Betreuung und Bildung am Tag splitten
Um die personellen und damit zeitlichen Probleme innerhalb der Kitas zu lösen, hat nun der Verband für Kita-Fachkräfte Saar einen Vorschlag zur Trennung von Bildungs- und Betreuungszeit auf den Tisch gelegt. Dieser sieht vor, dass die Randzeiten, etwa von sieben bis acht Uhr und von 15 bis 17 Uhr Betreuungszeiten sind. Von acht bis 15 Uhr findet Bildungszeit statt. „Beim Modell B&B liegt die Verfügungszeit der pädagogischen Fachkräfte außerhalb der Bildungszeit und kann dadurch gesichert ausgeführt werden. Dies ist zwingend notwendig, um eine qualifizierte Bildungsarbeit, einen kollegialen Fachdiskurs und eine enge Zusammenarbeit mit den Erziehungsberechtigten zu gewährleisten“, schreibt Susanne Schwarz-Uff, zweite Vorsitzende des Verbandes, in einem Beitrag der Arbeitskammer. Bildungsministerin Christine Streichert-Clivot hat signalisiert, dass die rechtliche Grundlage für einen Test dieses Systems durchaus vorhanden sei.
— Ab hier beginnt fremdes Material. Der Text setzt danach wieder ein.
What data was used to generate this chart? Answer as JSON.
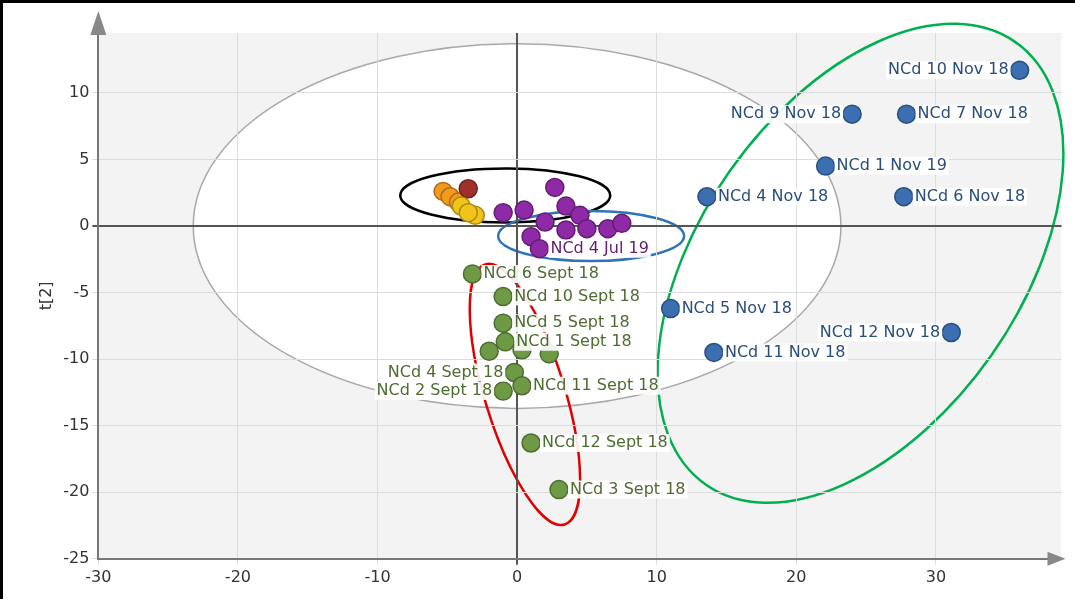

„Ich halte dies für einen sinnvollen Vorschlag“, sagt Kita-Leiterin Yöndel. „Zumindest um die nächsten Jahre zu überbrücken, bis die Probleme, die wir jetzt haben, ausgebügelt sind.“ Es sei kein Wunschprogramm, man brauche im Grunde Pädagogen von morgens sieben bis nachmittags um 17 Uhr. „Deshalb sollten wir dieses Ziel, den Personalschlüssel und die Ausbildungskapazitäten, nicht für die Trennung von Bildungs- und Betreuungszeit aus den Augen verlieren.“
Jetzt, gegen Mittag, hat Sabine Yöndel keine Zeit mehr für ein Gespräch. Die Gruppe draußen, 21 Kinder stark, ist zurück, zieht Jacken und Schuhe aus, will beschäftigt werden. Von jener Diskussion darüber, ob Kitas künftig als Bildungseinrichtungen stärker im Fokus stehen sollen, bekommen sie in ihrer Unbeschwertheit noch nichts mit. Und das sollte so bleiben.